As a sniper, I hate getting hit but I take it and try to learn from it. Every mistake, if you take a moment to work out what it was, is an opportunity to learn and improve. Where did I get hit from? Why did they see me? Should I have moved slower, or been lower to the ground, or is there something on my kit they saw? Have I pushed a bad position there, or been too close to a path?

Even in CQB, I learned quickly to take a step back from doors and windows. To remove lasers and tracers. To tread slower and move smoother through buildings. I’m still crap at it, but less of a liability these days. It’s not just taking the hit, but analysing it.

As opposed to not thinking about it, like some people;

“RAAAAHHHHH oh shit I got hit at that doorway”

Respawns

“RAAAAHHHHH oh shit I got hit at that doorway”

Respawns

“RAAAAHHHHH oh shit I got hit at that doorway”

Back at respawn “Yeah I think I need to upgrade my gun”

Sometimes it’s like watching a pigeon relentlessly smacking into a closed window.

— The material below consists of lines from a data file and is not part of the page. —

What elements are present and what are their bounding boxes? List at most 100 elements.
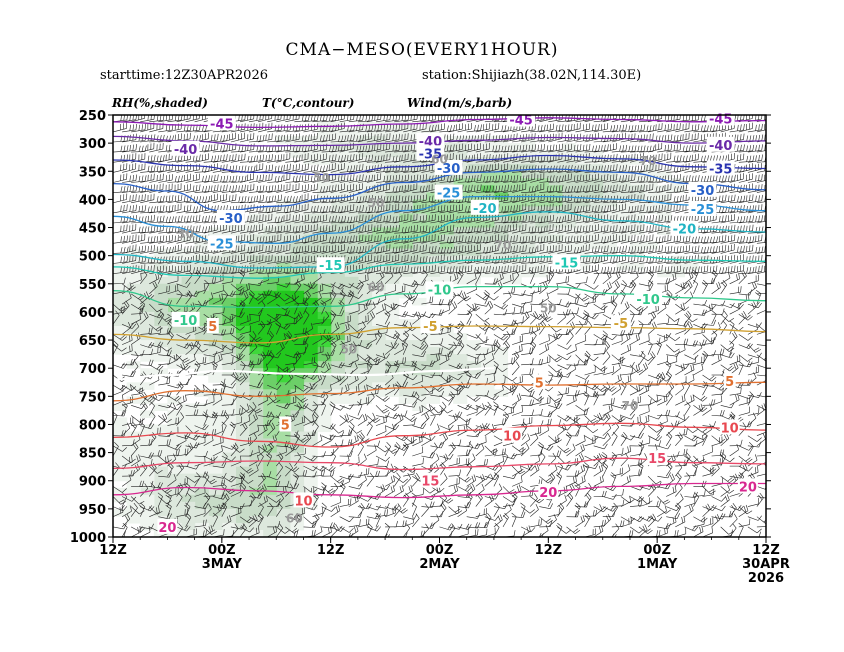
wind-barb-feather [725, 175, 727, 182]
wind-barb [629, 354, 641, 357]
wind-barb-feather [649, 133, 651, 141]
wind-barb [584, 283, 595, 290]
rh-cell [330, 199, 345, 207]
wind-barb [738, 275, 747, 285]
rh-cell [249, 396, 264, 404]
wind-barb [747, 220, 762, 224]
wind-barb-feather [586, 318, 589, 325]
wind-barb [729, 478, 739, 487]
rh-cell [548, 241, 563, 250]
wind-barb-feather [574, 529, 581, 534]
rh-cell [221, 396, 236, 404]
rh-cell [616, 220, 631, 229]
rh-cell [289, 522, 305, 531]
wind-barb [575, 129, 590, 133]
wind-barb [693, 273, 698, 284]
wind-barb-feather [610, 225, 612, 232]
wind-barb-feather [655, 435, 661, 440]
rh-cell [466, 143, 481, 151]
rh-cell [289, 515, 305, 524]
wind-barb-feather [646, 266, 648, 273]
wind-barb-feather [701, 326, 703, 333]
rh-cell [548, 234, 563, 243]
wind-barb-feather [651, 351, 656, 357]
rh-cell [330, 157, 345, 165]
wind-barb-feather [683, 338, 686, 345]
wind-barb [584, 200, 599, 204]
wind-barb [756, 374, 766, 377]
rh-cell [262, 438, 277, 447]
rh-cell [344, 368, 359, 376]
wind-barb [711, 220, 726, 224]
wind-barb [693, 369, 704, 376]
rh-cell [493, 375, 509, 383]
rh-cell [167, 473, 182, 482]
wind-barb-feather [646, 246, 648, 253]
wind-barb [557, 375, 563, 386]
wind-barb-feather [747, 357, 753, 362]
rh-cell [289, 389, 305, 397]
rh-cell [208, 290, 223, 299]
rh-cell [589, 171, 604, 179]
wind-barb [693, 303, 705, 306]
wind-barb-feather [601, 185, 603, 192]
wind-barb-feather [534, 311, 539, 317]
wind-barb [729, 324, 739, 332]
wind-barb-feather [567, 344, 572, 350]
wind-barb-feather [674, 516, 677, 523]
wind-barb-feather [740, 382, 744, 389]
wind-barb [665, 436, 673, 446]
wind-barb-feather [589, 185, 591, 192]
wind-barb-feather [612, 506, 617, 512]
wind-barb [702, 523, 714, 528]
wind-barb-feather [529, 326, 531, 334]
rh-cell [276, 445, 291, 454]
wind-barb [765, 445, 766, 446]
wind-barb [675, 330, 686, 335]
wind-barb-feather [685, 448, 688, 455]
rh-cell [262, 241, 277, 250]
wind-barb [702, 284, 708, 295]
wind-barb [765, 273, 766, 274]
wind-barb [666, 278, 677, 285]
wind-barb-feather [674, 348, 680, 353]
wind-barb-feather [655, 480, 662, 485]
rh-cell [589, 150, 604, 158]
wind-barb-feather [619, 357, 621, 364]
rh-cell [289, 382, 305, 390]
wind-barb [702, 451, 713, 457]
rh-cell [548, 157, 563, 165]
wind-barb-feather [701, 155, 703, 162]
wind-barb [756, 170, 766, 173]
wind-barb [611, 276, 621, 285]
rh-cell [371, 389, 386, 397]
rh-cell [221, 255, 236, 264]
wind-barb-feather [655, 195, 657, 202]
wind-barb-feather [602, 475, 604, 482]
wind-barb [665, 344, 675, 353]
wind-barb-feather [589, 134, 591, 141]
wind-barb-feather [771, 256, 772, 262]
rh-cell [521, 206, 536, 214]
rh-cell [534, 262, 549, 271]
wind-barb-feather [691, 266, 694, 273]
wind-barb-feather [755, 292, 761, 297]
wind-barb-feather [667, 124, 669, 131]
rh-cell [507, 241, 522, 250]
wind-barb [548, 374, 554, 386]
rh-cell [602, 185, 617, 193]
wind-barb-feather [774, 156, 775, 162]
wind-barb [675, 521, 686, 528]
rh-cell [357, 199, 373, 207]
wind-barb-feather [586, 144, 588, 151]
wind-barb [720, 128, 735, 133]
wind-barb-feather [733, 513, 738, 520]
wind-barb [702, 508, 711, 517]
rh-cell [507, 227, 522, 236]
rh-cell [276, 234, 291, 243]
rh-cell [167, 445, 182, 454]
wind-barb-feather [729, 366, 735, 372]
rh-cell [289, 459, 305, 468]
rh-cell [208, 473, 223, 482]
wind-barb-feather [643, 194, 645, 201]
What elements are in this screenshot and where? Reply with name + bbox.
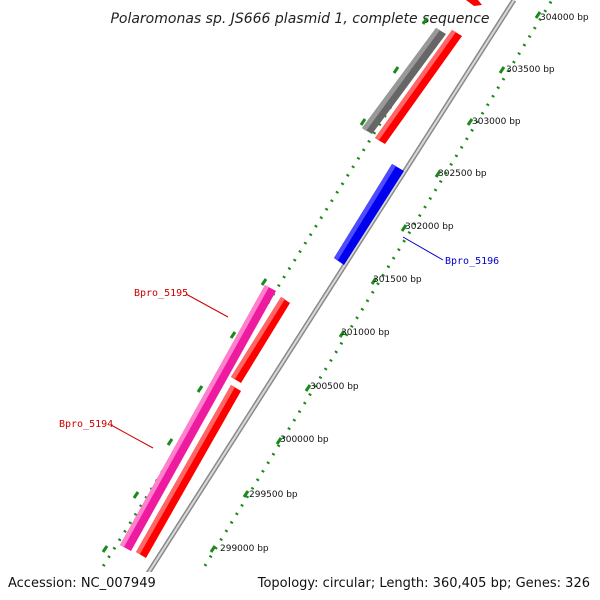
cds-red-top (375, 0, 482, 144)
ruler-label-303000: 303000 bp (472, 117, 521, 127)
ruler-label-303500: 303500 bp (506, 65, 555, 75)
ruler-label-301000: 301000 bp (341, 328, 390, 338)
ruler-label-299500: 299500 bp (249, 490, 298, 500)
label-bpro-5195: Bpro_5195 (134, 288, 188, 299)
map-title: Polaromonas sp. JS666 plasmid 1, complet… (110, 11, 489, 27)
gene-bpro-5195-track (120, 285, 276, 551)
gray-feature (362, 28, 446, 134)
callout-bpro-5196: Bpro_5196 (402, 236, 499, 267)
inner-ruler-ticks (101, 17, 429, 553)
cds-bpro-5194 (136, 385, 241, 558)
summary-text: Topology: circular; Length: 360,405 bp; … (257, 576, 590, 591)
cds-bpro-5196 (334, 164, 404, 265)
ruler-label-302500: 302500 bp (438, 169, 487, 179)
ruler-label-302000: 302000 bp (405, 222, 454, 232)
label-bpro-5196: Bpro_5196 (445, 256, 499, 267)
callout-bpro-5194: Bpro_5194 (59, 419, 154, 449)
callout-bpro-5195: Bpro_5195 (134, 288, 229, 318)
footer-bar (0, 572, 600, 600)
ruler-label-301500: 301500 bp (373, 275, 422, 285)
ruler-ticks (209, 11, 542, 553)
ruler-label-300000: 300000 bp (280, 435, 329, 445)
ruler-label-300500: 300500 bp (310, 382, 359, 392)
ruler-labels: 299000 bp 299500 bp 300000 bp 300500 bp … (220, 13, 589, 554)
label-bpro-5194: Bpro_5194 (59, 419, 113, 430)
outer-ruler (182, 0, 554, 600)
ruler-label-304000: 304000 bp (540, 13, 589, 23)
sequence-backbone-highlight (130, 0, 515, 600)
ruler-label-299000: 299000 bp (220, 544, 269, 554)
accession-text: Accession: NC_007949 (8, 576, 156, 591)
cds-red-middle (231, 297, 290, 383)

Of course, the community (especially the retail side) will jump on this and tell you that yes, the solution is to buy more upgrade parts to make you a better player. Or buy a new gun. Put a Gate Titan in, that will surely open the window to success. Giving your gun an extra ten metres of range will definitely stop you getting shot at that same doorway. Of course…

The first step to being good is working out why you’re bad, and fixing those mistakes, much as it is in any sport. But if you’re not going to admit to them and hope that by ignoring hits you’ll make it go away, as well as pissing everyone off, then you won’t learn from it.

It’s almost like honour has its rewards.